Abstract
My name is Oliver Bryniarski, and I studied Computer Science and Mathematics at UC Berkeley. I'm passionate about machine learning, math, and research. I worked on machine learning research for a few years (unsupervised learning, adversarial attacks) and am currently working at Ambi Robotics improving a computer vision based robotic picking system. Check out my LinkedIn and Github,
Contents
Experience
Computer Vision Engineer
Ambi Robotics, January 2022 - Current
Researching new solutions to computer vision problems (learning-based and classical) and implementing them efficiently. Greatly improved the pick success rate of our robotic sorting system. I also wrote a significant portion of the code for our machine learning infrastructure. Implemented, optimized, and A/B tested models for Stereo Depth Estimation, OCR, Segmentation, and Classification. Used PyTorch, NumPy, huggingface, and TensorRT for inference. See Figure 2 for a video of our system in action.

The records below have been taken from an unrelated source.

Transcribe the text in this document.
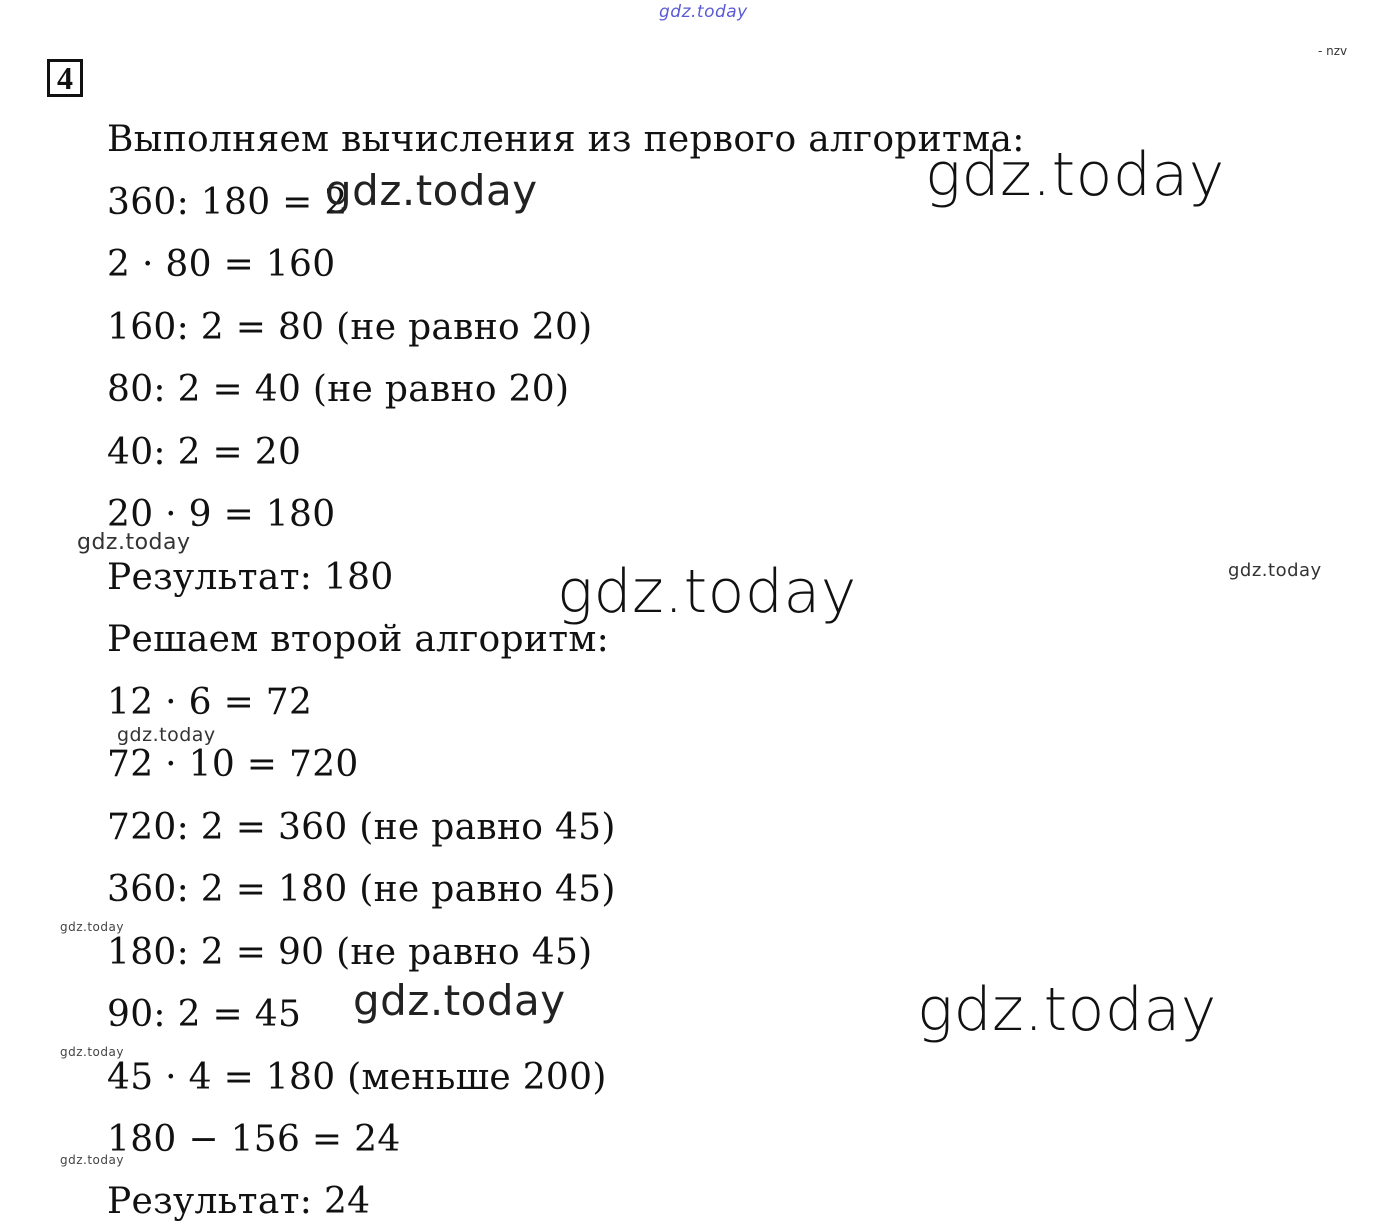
gdz.today
- nzv
4
Выполняем вычисления из первого алгоритма:
360: 180 = 2
2 · 80 = 160
160: 2 = 80 (не равно 20)
80: 2 = 40 (не равно 20)
40: 2 = 20
20 · 9 = 180
Результат: 180
Решаем второй алгоритм:
12 · 6 = 72
72 · 10 = 720
720: 2 = 360 (не равно 45)
360: 2 = 180 (не равно 45)
180: 2 = 90 (не равно 45)
90: 2 = 45
45 · 4 = 180 (меньше 200)
180 − 156 = 24
Результат: 24
gdz.today
gdz.today
gdz.today
gdz.today	gdz.today
gdz.today
gdz.today
gdz.today	gdz.today
gdz.today
gdz.today
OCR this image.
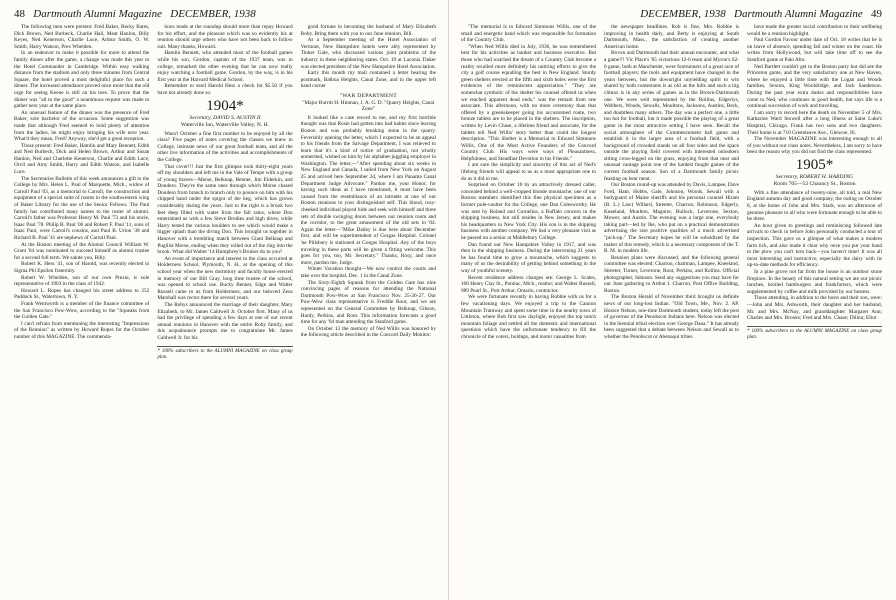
48 Dartmouth Alumni Magazine DECEMBER, 1938

The following men were present: Fred Baker, Becky Bates, Dick Brown, Ned Burbeck, Charlie Hall, Meat Hanlon, Billy Keyes, Ned Kenerson, Charlie Luce, Arthur Smith, O. W. Smith, Harry Watson, Prex Whelden.

In an endeavor to make it possible for more to attend the family dinner after the game, a change was made this year to the Hotel Commander in Cambridge. Within easy walking distance from the stadium and only three minutes from Central Square, the hotel proved a most delightful place for such a dinner. The increased attendance proved once more that the old urge for seeing Keene is still on his toes. To prove that the dinner was "all to the good" a unanimous request was made to gather next year at the same place.

An unusual feature of the dinner was the presence of Fred Baker, sole bachelor of the occasion. Some suggestion was made that although Fred seemed to hold plenty of attention from the ladies, he might enjoy bringing his wife next year. What'd they mean, Fred? Anyway, she'd get a great reception.

Those present: Fred Baker, Hamlin and Mary Bennett, Edith and Ned Burbeck, Dick and Helen Brown, Arthur and Susan Hanlon, Ned and Charlotte Kenerson, Charlie and Edith Luce, Orvil and Amy Smith, Harry and Edith Watson, and Isabelle Luce.

The Secretaries Bulletin of this week announces a gift to the College by Mrs. Helen L. Paul of Marquette, Mich., widow of Carroll Paul '03, as a memorial to Carroll, the construction and equipment of a special suite of rooms in the southwestern wing of Baker Library for the use of the Senior Fellows. The Paul family has contributed many names to the roster of alumni. Carroll's father was Professor Henry M. Paul '73 and his uncle, Isaac Paul '78. Philip B. Paul '06 and Robert F. Paul '11, sons of Isaac Paul, were Carroll's cousins, and Paul B. Urion '38 and Richard B. Paul '41 are nephews of Carroll Paul.

At the Boston meeting of the Alumni Council William W. Grant '04 was nominated to succeed himself as alumni trustee for a second full term. We salute you, Billy.

Robert K. Hess '41, son of Harold, was recently elected to Sigma Phi Epsilon fraternity.

Robert W. Whelden, son of our own Prexie, is sole representative of 1903 in the class of 1942.

Howard L. Ropes has changed his street address to 252 Paddock St., Watertown, N. Y.

Frank Wentworth is a member of the finance committee of the San Francisco Pow-Wow, according to the "Squeaks from the Golden Gate."

I can't refrain from mentioning the interesting "Impressions of the Reunion" as written by Howard Ropes for the October number of this MAGAZINE. The commenda-

tions made at the roundup should more than repay Howard for his effort, and the pleasure which was so evidently his at reunion should urge others who have not been back to follow suit. Many thanks, Howard.

Hamlin Bennett, who attended most of the football games while his son, Gordon, captain of the 1937 team, was in college, remarked the other evening that he can now really enjoy watching a football game. Gordon, by the way, is in his first year at the Harvard Medical School.

Remember to send Harold Hess a check for $5.50 if you have not already done so.

1904*

Secretary, DAVID S. AUSTIN II

Waterville Inn, Waterville Valley, N. H.

Wasn't October a fine first number to be enjoyed by all the class? Five pages of notes covering the classes we knew in College, intimate news of our great football team, and all the other live information of the activities and accomplishments of the College.

That cover!!! Just the first glimpse took thirty-eight years off my shoulders and left me in the Vale of Tempe with a group of young braves—Morse, Belknap, Benner, Jim Elderkin, and Dondero. They're the same ones through which Morse chased Dondero from branch to branch only to pounce on him with his chipped hand under the spigot of the keg, which has grown considerably during the years. Just to the right is a brook two feet deep filled with water from the fall rains, where Don entertained us with a few Steve Brodies and high dives, while Harry tested the various boulders to see which would make a bigger splash than the diving Don. This brought us together in Hanover with a trembling match between Giant Belknap and Pugilist Morse, ending when they rolled out of the ring into the brook. What did Walter '14 Humphrey's Bruiser do to you?

An event of importance and interest to the class occurred at Holderness School, Plymouth, N. H., at the opening of this school year when the new dormitory and faculty house erected in memory of our Bill Gray, long time trustee of the school, was opened to school use. Bucky Benner, Edge and Walter Russell came to us from Holderness, and our beloved Zeus Marshall was rector there for several years.

The Robys announced the marriage of their daughter, Mary Elizabeth, to Mr. James Caldwell Jr. October first. Many of us had the privilege of spending a few days at one of our recent annual reunions in Hanover with the entire Roby family, and this acquaintance prompts me to congratulate Mr. James Caldwell Jr. for his

* 100% subscribers to the ALUMNI MAGAZINE on class group plan.

good fortune in becoming the husband of Mary Elizabeth Roby. Bring them with you to our June reunion, Bill.

At a September meeting of the Hotel Association of Vermont, New Hampshire hotels were ably represented by Tinker Gale, who discussed various joint problems of the industry in these neighboring states. Oct. 19 at Laconia Tinker was elected president of the New Hampshire Hotel Association.

Early this month my mail contained a letter bearing the postmark, Balboa Heights, Canal Zone, and in the upper left hand corner

"WAR DEPARTMENT

"Major Burritt H. Hinman, J. A. G. D. "Quarry Heights, Canal Zone"

It looked like a case record to me, and my first horrible thought was that Rosie had gotten into bad habits since leaving Boston and was probably breaking stone in the quarry. Feverishly opening the letter, which I expected to be an appeal to his friends from the Salvage Department, I was relieved to learn that it's a kind of notice of graduation, not wholly unmerited, wished on him by his alphabet-juggling employer in Washington. The letter,—"After spending about six weeks in New England and Canada, I sailed from New York on August 25 and arrived here September 2d, where I am Panama Canal Department Judge Advocate." Pardon me, your Honor, for having such ideas as I have mentioned, it must have been caused from the resemblance of an intruder at one of our Boston reunions to your distinguished self. This blond, rosy-cheeked individual played hide and seek with himself and three sets of double swinging doors between our reunion room and the corridor, to the great amusement of the old sets in '04. Again the letter—"Mike Dailey is due here about December first, and will be superintendent of Gorgas Hospital. Colonel 'ne Pillsbury is stationed at Gorgas Hospital. Any of the boys traveling in these parts will be given a fitting welcome. This goes for you, too, Mr. Secretary." Thanks, Rosy, and once more, pardon me, Judge.

Winter Vacation thought—We now control the courts and take over the hospital. Dec. 1 in the Canal Zone.

The Sixty-Eighth Squeak from the Golden Gate has nine convincing pages of reasons for attending the National Dartmouth Pow-Wow at San Francisco Nov. 25-26-27. Our Pow-Wow class representative is Freddie Root, and we are represented on the General Committee by Belknap, Gibson, Hardy, Perkins, and Root. This information forecasts a good time for any '04 man attending the Stanford game.

On October 13 the memory of Ned Willis was honored by the following article described in the Concord Daily Monitor:

DECEMBER, 1938 Dartmouth Alumni Magazine 49

"The memorial is to Edward Simmons Willis, one of the small and energetic band which was responsible for formation of the Country Club.

"When Ned Willis died in July, 1936, he was remembered best for his activities as banker and business executive. But those who had watched the dream of a Country Club become a reality recalled more definitely his untiring efforts to give the city a golf course equalling the best in New England. Sturdy green shelters erected at the fifth and sixth holes were the first evidences of the reminiscent appreciation." "They are somewhat symbolic of the shelter his counsel offered us when we reached apparent dead ends," was the remark from one associate. This afternoon, with no more ceremony than that offered by a greenskeeper going his accustomed route, two bronze tablets are to be placed in the shelters. The inscription, written by Levin Chase, a lifetime friend and associate, for the tablets tell Ned Willis' story better than could the longest description. "This Shelter is a Memorial to Edward Simmons Willis, One of the Most Active Founders of the Concord Country Club. His ways were ways of Pleasantness, Helpfulness, and Steadfast Devotion to his Friends."

I am sure the simplicity and sincerity of this act of Ned's lifelong friends will appeal to us as a most appropriate one to do as it did to me.

Surprised on October 10 by an attractively dressed caller, concealed behind a well-cropped blonde moustache; one of our Boston members identified this fine physical specimen as a former pole-vaulter for the College, one Dan Colesworthy. He was sent by Roland and Cornelius, a Buffalo concern in the shipping business, but still resides in New Jersey, and makes his headquarters in New York City. His son is in the shipping business with another company. We had a very pleasant visit as he passed on a senior at Middlebury College.

Dan found our New Hampshire Valley in 1917, and was then in the shipping business. During the intervening 21 years he has found time to grow a moustache, which suggests to many of us the desirability of getting behind something in the way of youthful scenery.

Recent residence address changes are: George L. Scales, 100 Henry Clay St., Pontiac, Mich., realtor; and Walter Russell, 989 Pearl St., Port Arthur, Ontario, contractor.

We were fortunate recently in having Robbie with us for a few vacationing days. We enjoyed a trip to the Cannon Mountain Tramway and spent some time in the nearby town of Littleton, where Bob first saw daylight, enjoyed the top notch mountain foliage and settled all the domestic and international questions which have the unfortunate tendency to fill the chronicle of the voters, holdups, and motor casualties from

the newspaper headlines. Rob is fine, Mrs. Robbie is improving in health daily, and Betty is enjoying at South Dartmouth, Mass., the satisfaction of creating another American home.

Brown and Dartmouth had their annual encounter, and what a game!!! Vic Place's '05 victorious 12-6 team and Myron's 62-0 game, both at Manchester, were forerunners of a great race of football players; the tools and equipment have changed in the years between, but the downright unyielding spirit to win shared by both contestants is as old as the hills and such a big climax is in any series of games as in the Brown-Dartmouth one. We were well represented by the Rollins, Edgerlys, Webbers, Woods, Sewalls, Moultons, Jacksons, Austins, Beck, and doubtless many others. The day was a perfect one, a little too hot for football, but it made possible the playing of a great game in the most attractive setting I have seen. Recall the social atmosphere of the Commencement ball game and establish it in the larger area of a football field, with a background of crowded stands on all four sides and the space outside the playing field covered with interested onlookers sitting cross-legged on the grass, enjoying from that near and unusual vantage point one of the hardest fought games of the current football season. Son of a Dartmouth family picnic feasting on bear meat.

Our Boston round-up was attended by Davis, Lampee, Dave Ford, Ham. Hobbs, Gale, Johnson, Woods, Sewall with a bodyguard of Maine sheriffs and his personal counsel Hiram (B. L.) Law) Willard, Streeter, Charron, Robinson, Edgerly, Kneeland, Moulton, Maguire, Bullock, Leverone, Sexton, Mower, and Austin. The evening was a large one, everybody taking part—led by Ike, who put on a practical demonstration advertising the rare positive qualities of a much advertised "pick-up." The Secretary hopes he will be subsidized by the maker of this remedy, which is a necessary component of the T. B. M. in modern life.

Reunion plans were discussed, and the following general committee was elected: Charron, chairman, Lampee, Kneeland, Streeter, Turner, Leverone, Root, Perkins, and Rollins. Official photographer, Johnson. Send any suggestions you may have for our June gathering to Arthur I. Charron, Post Office Building, Boston.

The Boston Herald of November third brought us definite news of our long-lost Indian. "Old Town, Me., Nov. 2. AP. Horace Nelson, one-time Dartmouth student, today left the post of governor of the Penobscot Indians here. Nelson was elected in the biennial tribal election over George Dana." It has already been suggested that a debate between Nelson and Sewall as to whether the Penobscot or Abenaqui tribes

have made the greater social contribution to their wellbeing would be a reunion highlight.

Paul Gordon Favour under date of Oct. 18 writes that he is on leave of absence, spending fall and winter on the coast. He writes from Hollywood, but will take time off to see the Stanford game at Palo Alto.

Ned Bartlett couldn't get to the Boston party but did see the Princeton game, and the very satisfactory one at New Haven, where he enjoyed a little time with the Logan and Woods families, Sexton, King Wooldridge, and Jack Sanderson. During the past year extra duties and responsibilities have come to Ned, who continues in good health, but says life is a continual succession of work and traveling.

I am sorry to record here the death on November 5 of Mrs. Katharine Ward Stowell after a long illness at Saint Luke's Hospital, Chicago. Frank has two sons and two daughters. Their home is at 710 Greenleave Ave., Glencoe, Ill.

The November MAGAZINE was interesting enough to all of you without our class notes. Nevertheless, I am sorry to have been the reason why you did not find the class represented.

1905*

Secretary, ROBERT H. HARDING

Room 705—52 Chauncy St., Boston

With a fine attendance of twenty-nine, all told, a real New England autumn day and good company, the outing on October 8, at the home of John and Mrs. Stark, was an afternoon of genuine pleasure to all who were fortunate enough to be able to be there.

An hour given to greetings and reminiscing followed late arrivals to check in before John personally conducted a tour of inspection. This gave us a glimpse of what makes a modern farm tick, and also made it clear why once you put your hand to the plow you can't turn back—you haven't time! It was all most interesting and instructive, especially the dairy with its up-to-date methods for efficiency.

In a pine grove not far from the house is an outdoor stone fireplace. In the beauty of this natural setting we ate our picnic lunches, broiled hamburgers and frankfurters, which were supplemented by coffee and milk provided by our hostess.

Those attending, in addition to the hosts and their son, were:—John and Mrs. Ashworth, their daughter and her husband, Mr. and Mrs. McNay, and granddaughter Margaret Ann; Charles and Mrs. Brooks; Fred and Mrs. Chase; Dillon; Eliot

* 100% subscribers to the ALUMNI MAGAZINE on class group plan.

Software Development Engineer Intern
Amazon, May 2021 - August 2021
Implemented variable aliasing in Amazon's buyer fraud detection data loading pipeline, fixing a huge pain point for applied scientists.
Undergraduate Researcher
Berkeley Artificial Intelligence Research, June 2020 - December 2021
Worked under David Chan and John Canny on cluster based contrastive learning without a fixed number of clusters. Implemented numerous clustering algorithms and contrastive learning techniques in PyTorch.
Undergraduate Researcher
Machine Learning @ Berkeley, October 2020 - December 2021
Worked with Nicholas Carlini to break adversarial example defenses. Implemented multiple SOTA adversarial attack defenses in PyTorch and broke them with our new attack technique, Orthogonal Projected Gradient Descent. Published the results in ICLR 2022.
Publications
Evading Adversarial Example Detection Defenses with Orthogonal Projected Gradient Descent
Oliver Bryniarski, Nabeel Hingun, Pedro Pachuca, Vincent Wang, Nicholas Carlini
Evading adversarial example detection defenses requires finding adversarial examples that must simultaneously (a) be misclassified by the model and (b) be detected as non-adversarial. We introduce Orthogonal Projected Gradient Descent, an improved attack technique to generate adversarial examples that avoids this problem by orthogonalizing the gradients when running standard gradient-based attacks. We break four published attacks and show that our technique is effective against a variety of defenses.